COLUNA DOMINICAL



(publicada ontem, no Lance!)

2012, O ANO EM QUE FICAMOS INTELIGENTES

Marque o dia 2 de julho na sua agenda. Pode ser a data de uma reunião histórica para o futebol e aqueles que preferem ver os jogadores decidirem partidas e campeonatos.

É neste dia que a Fifa pretende autorizar a utilização da “tecnologia da linha de gol” em torneios oficiais. Se você é um indignado com o fato de a arbitragem de futebol ser, talvez, a única atividade humana que não se moderniza por opção, pesquise os preços de passagens para Kiev. A capital da Ucrânia é o local mais provável desse encontro transcendental, já que a final da Euro 2012 está marcada para a véspera na cidade, e, logicamente, todos os ternos importantes do futebol mundial lá estarão. De repente vale a pena organizar uma manifestação na frente do hotel.

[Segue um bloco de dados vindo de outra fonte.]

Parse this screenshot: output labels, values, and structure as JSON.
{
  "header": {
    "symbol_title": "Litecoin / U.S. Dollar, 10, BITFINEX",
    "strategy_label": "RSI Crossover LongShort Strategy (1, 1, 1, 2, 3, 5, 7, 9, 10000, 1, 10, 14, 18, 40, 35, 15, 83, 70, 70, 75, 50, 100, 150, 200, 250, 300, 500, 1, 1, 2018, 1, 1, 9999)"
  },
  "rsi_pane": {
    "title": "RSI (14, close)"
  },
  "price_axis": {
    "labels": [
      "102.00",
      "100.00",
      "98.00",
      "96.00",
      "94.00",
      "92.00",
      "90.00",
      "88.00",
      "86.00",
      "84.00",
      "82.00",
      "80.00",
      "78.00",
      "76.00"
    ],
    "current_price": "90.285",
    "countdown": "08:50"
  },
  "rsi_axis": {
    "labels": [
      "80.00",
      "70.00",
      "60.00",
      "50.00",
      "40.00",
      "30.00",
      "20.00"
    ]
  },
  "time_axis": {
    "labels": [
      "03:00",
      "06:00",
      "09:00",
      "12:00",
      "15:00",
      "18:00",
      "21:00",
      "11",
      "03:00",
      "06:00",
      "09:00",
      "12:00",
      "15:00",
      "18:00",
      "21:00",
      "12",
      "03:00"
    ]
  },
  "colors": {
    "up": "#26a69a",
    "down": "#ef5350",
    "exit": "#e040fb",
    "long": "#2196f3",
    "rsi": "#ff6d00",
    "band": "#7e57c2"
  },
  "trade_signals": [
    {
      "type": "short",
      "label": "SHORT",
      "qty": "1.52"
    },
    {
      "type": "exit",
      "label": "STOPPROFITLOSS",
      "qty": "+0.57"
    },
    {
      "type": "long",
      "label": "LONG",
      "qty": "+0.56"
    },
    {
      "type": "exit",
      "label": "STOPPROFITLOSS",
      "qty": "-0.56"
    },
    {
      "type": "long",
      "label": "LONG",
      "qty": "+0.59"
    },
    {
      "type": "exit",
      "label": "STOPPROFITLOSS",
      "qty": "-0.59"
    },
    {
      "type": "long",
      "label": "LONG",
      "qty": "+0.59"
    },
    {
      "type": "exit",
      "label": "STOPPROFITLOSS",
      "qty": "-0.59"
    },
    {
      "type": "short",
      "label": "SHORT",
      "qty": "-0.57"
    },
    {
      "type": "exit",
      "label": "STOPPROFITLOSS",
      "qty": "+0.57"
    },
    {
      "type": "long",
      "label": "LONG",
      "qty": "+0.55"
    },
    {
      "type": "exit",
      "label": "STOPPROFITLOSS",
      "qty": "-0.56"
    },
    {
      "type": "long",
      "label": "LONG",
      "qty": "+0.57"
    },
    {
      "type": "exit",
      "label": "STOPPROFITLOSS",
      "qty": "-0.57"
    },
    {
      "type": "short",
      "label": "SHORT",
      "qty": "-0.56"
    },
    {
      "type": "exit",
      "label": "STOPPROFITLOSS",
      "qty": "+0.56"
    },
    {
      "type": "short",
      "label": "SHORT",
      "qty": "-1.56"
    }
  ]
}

Enquanto você perde tempo lendo essas linhas, os afáveis senhores do International Board – os proprietários do livro de regras do futebol – estão reunidos em Surrey (ING), discutindo até altas horas da noite as possíveis alterações no jogo. Os resultados dos testes feitos por um instituto de pesquisas tecnológicas da Suíça serão analisados durante o fim de semana. Oito sistemas, entre eles o “Olho do Falcão” utilizado no tênis, passaram pelas avaliações. Os parâmetros são rigorosos em termos de precisão e tempo para notificar o árbitro.

O presidente da Fifa, Joseph Blatter, acredita que pode convencer o Board a autorizar o uso do sistema que emergir (e que ganhará um contrato milionário, claro) como o mais indicado a resolver dúvidas em lances de gol, mas sofre oposição de seu colega da Uefa – e provável sucessor – Michel Platini. O dirigente francês entende que a frequência de polêmicas envolvendo esse tipo de jogada não justifica a introdução da tecnologia no futebol. Imagine como ele se sentiu ao ver a barbaridade que aconteceu no clássico entre Milan e Juventus, no sábado passado.

Blatter se decidiu sobre a necessidade de resolver o problema após o jogo entre Inglaterra e Alemanha, na Copa de 2010. O gol não validado de Frank Lampard levou o cartola a dizer à BBC, ontem, que não cogita testemunhar a mesma situação em outra Copa do Mundo. O Mundial de 2014, no Brasil, pode ser o primeiro em que 100% dos gols, validados ou não, serão marcações corretas.

Uma decisão favorável no começo de julho significa que as competições interessadas poderão dar este gigantesco salto na caminhada da humanidade, rumo a jogos de futebol com placares coerentes com o que se passou em campo. Mas antes é preciso passar pelo colégio eleitoral do International Board. As associações de futebol da Inglaterra, Irlanda, País de Gales e Escócia têm um voto cada. A Fifa, que representa os outros países no conselho, tem quatro. Seis votos são necessários para que o sagrado livro de regras seja atualizado.

Se você precisa encontrar um assunto para concordar com Joseph Blatter, aí está. Se acha que os erros de arbitragem estão na origem da emoção do futebol, lamento. O jogo está prestes a evoluir.